Comparing the ``pc_sampling_stochastic.csv`` to ``pc_sampling_host_trap`` from previous section, one can notice that the ``ROCPROFILER_PC_SAMPLING_METHOD_STOCHASTIC`` method
generates additional fields:
- ``Wave_Issued_Instruction``: Indicates whether the wave issued an instruction (value 1) represented with particular PC or not (value 0)
- ``Instruction_Type``: If the value of ``Wave_Issued_Instruction`` is 1, this fields indicates the type of the issued instruction. Otherwise, this fields irrelevant.
- ``Stall_Reason``: If the value of ``Wave_Issued_Instruction`` is 0, this fields indicates the reason for not issuing the instruction (stall reason). Otherwise, this field is irrelevant.
- ``Wave_Count``: Total number of waves actively running on a compute unit when the sample was generated.
.. csv-table:: PC sampling stochastic with debug symbols
:file: /data/pc_sampling_stochastic_debug.csv
:widths: 20,10,10,10,10,20,10,20,20,10
:header-rows: 1
Similarly, ``ROCPROFILER_PC_SAMPLING_METHOD_STOCHASTIC`` method delivers additional information to every sample in the JSON output.

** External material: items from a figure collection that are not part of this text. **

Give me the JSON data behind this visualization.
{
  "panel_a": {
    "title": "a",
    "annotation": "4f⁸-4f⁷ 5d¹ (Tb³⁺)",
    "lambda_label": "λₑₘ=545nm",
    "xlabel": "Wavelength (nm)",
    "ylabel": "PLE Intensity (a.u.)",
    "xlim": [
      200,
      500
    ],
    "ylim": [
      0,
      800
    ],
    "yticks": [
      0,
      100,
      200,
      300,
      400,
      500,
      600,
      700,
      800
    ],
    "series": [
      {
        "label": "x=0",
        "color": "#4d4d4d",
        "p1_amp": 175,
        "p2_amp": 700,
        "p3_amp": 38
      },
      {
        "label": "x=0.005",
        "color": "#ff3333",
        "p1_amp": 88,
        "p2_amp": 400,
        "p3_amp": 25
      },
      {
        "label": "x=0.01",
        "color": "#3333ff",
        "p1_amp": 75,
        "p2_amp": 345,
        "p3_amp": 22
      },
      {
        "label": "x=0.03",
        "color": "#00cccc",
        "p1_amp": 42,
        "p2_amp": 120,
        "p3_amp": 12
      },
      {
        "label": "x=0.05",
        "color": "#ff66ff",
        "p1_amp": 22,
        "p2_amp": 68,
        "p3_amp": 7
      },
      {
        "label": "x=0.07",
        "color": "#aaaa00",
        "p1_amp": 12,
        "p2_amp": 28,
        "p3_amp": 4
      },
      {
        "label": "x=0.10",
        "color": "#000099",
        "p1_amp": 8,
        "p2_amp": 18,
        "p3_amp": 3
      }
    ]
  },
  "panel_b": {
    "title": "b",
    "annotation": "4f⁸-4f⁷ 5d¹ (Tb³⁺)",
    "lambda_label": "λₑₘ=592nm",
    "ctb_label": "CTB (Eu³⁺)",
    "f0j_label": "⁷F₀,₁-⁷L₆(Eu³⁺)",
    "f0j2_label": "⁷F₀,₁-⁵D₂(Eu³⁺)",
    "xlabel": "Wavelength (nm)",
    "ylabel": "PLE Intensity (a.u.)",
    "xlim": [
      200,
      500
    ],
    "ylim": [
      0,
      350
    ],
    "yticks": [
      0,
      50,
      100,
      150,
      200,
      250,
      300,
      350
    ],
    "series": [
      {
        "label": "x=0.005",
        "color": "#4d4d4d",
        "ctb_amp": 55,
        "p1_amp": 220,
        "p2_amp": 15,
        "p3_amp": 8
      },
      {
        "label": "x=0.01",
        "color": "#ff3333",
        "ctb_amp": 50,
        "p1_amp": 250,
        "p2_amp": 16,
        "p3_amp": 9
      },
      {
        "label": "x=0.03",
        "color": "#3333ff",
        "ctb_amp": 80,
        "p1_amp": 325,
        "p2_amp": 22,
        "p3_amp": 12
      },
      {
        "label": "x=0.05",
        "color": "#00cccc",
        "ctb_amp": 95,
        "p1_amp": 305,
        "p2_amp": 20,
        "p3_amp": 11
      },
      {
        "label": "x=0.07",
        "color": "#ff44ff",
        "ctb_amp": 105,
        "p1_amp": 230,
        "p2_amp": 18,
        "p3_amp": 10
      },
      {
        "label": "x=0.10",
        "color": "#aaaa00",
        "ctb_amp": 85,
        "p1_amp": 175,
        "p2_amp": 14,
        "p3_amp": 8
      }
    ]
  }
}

The following snippet shows one sample from ``out_results.json`` file.
.. code-block:: text
{
"record": {
"flags": {
"has_mem_cnt": 0
},
"hw_id": {
"chiplet": 4,
"wave_id": 0,
"simd_id": 2,
"pipe_id": 3,
"cu_or_wgp_id": 1,
"shader_array_id": 0,
"shader_engine_id": 3,
"workgroup_id": 0,
"vm_id": 3,
"queue_id": 2,
"microengine_id": 1
},
"pc": {
"code_object_id": 2,
"code_object_offset": 13880
},
"exec_mask": 18446744073709551615,
"timestamp": 390705261924637,
"dispatch_id": 29,
"corr_id": {
"internal": 29,
"external": 0
},
"wrkgrp_id": {
"x": 9,
"y": 489,
"z": 0
},
"wave_in_grp": 0,
"wave_issued": 1,
"inst_type": "ROCPROFILER_PC_SAMPLING_INSTRUCTION_TYPE_VALU",
"wave_cnt": 6,
"snapshot": {
"stall_reason": "ROCPROFILER_PC_SAMPLING_INSTRUCTION_NOT_ISSUED_REASON_OTHER_WAIT",
"dual_issue_valu": 0,
"arb_state_issue_valu": 1,
"arb_state_issue_matrix": 0,
"arb_state_issue_lds": 0,
"arb_state_issue_lds_direct": 0,
"arb_state_issue_scalar": 0,
"arb_state_issue_vmem_tex": 0,
"arb_state_issue_flat": 0,
"arb_state_issue_exp": 0,
"arb_state_issue_misc": 0,
"arb_state_issue_brmsg": 0,
"arb_state_stall_valu": 0,
"arb_state_stall_matrix": 0,
"arb_state_stall_lds": 0,
"arb_state_stall_lds_direct": 0,
"arb_state_stall_scalar": 0,
"arb_state_stall_vmem_tex": 0,
"arb_state_stall_flat": 0,
"arb_state_stall_exp": 0,
"arb_state_stall_misc": 0,
"arb_state_stall_brmsg": 0
}
},
"inst_index": 1
},
Fields starting with ``arb_state_`` are of particular interest as they indicate the state of the arbiter at the time of sampling.
Namely, ``arb_state_issue_`` fields indicate what type of instructions arbiter issued at the time of sampling.
On the other hand, ``arb_state_stall_`` fields indicate what type of instructions were stalled at the time of sampling.
This information is useful for understanding how many instructions per cycle (IPC) are issued.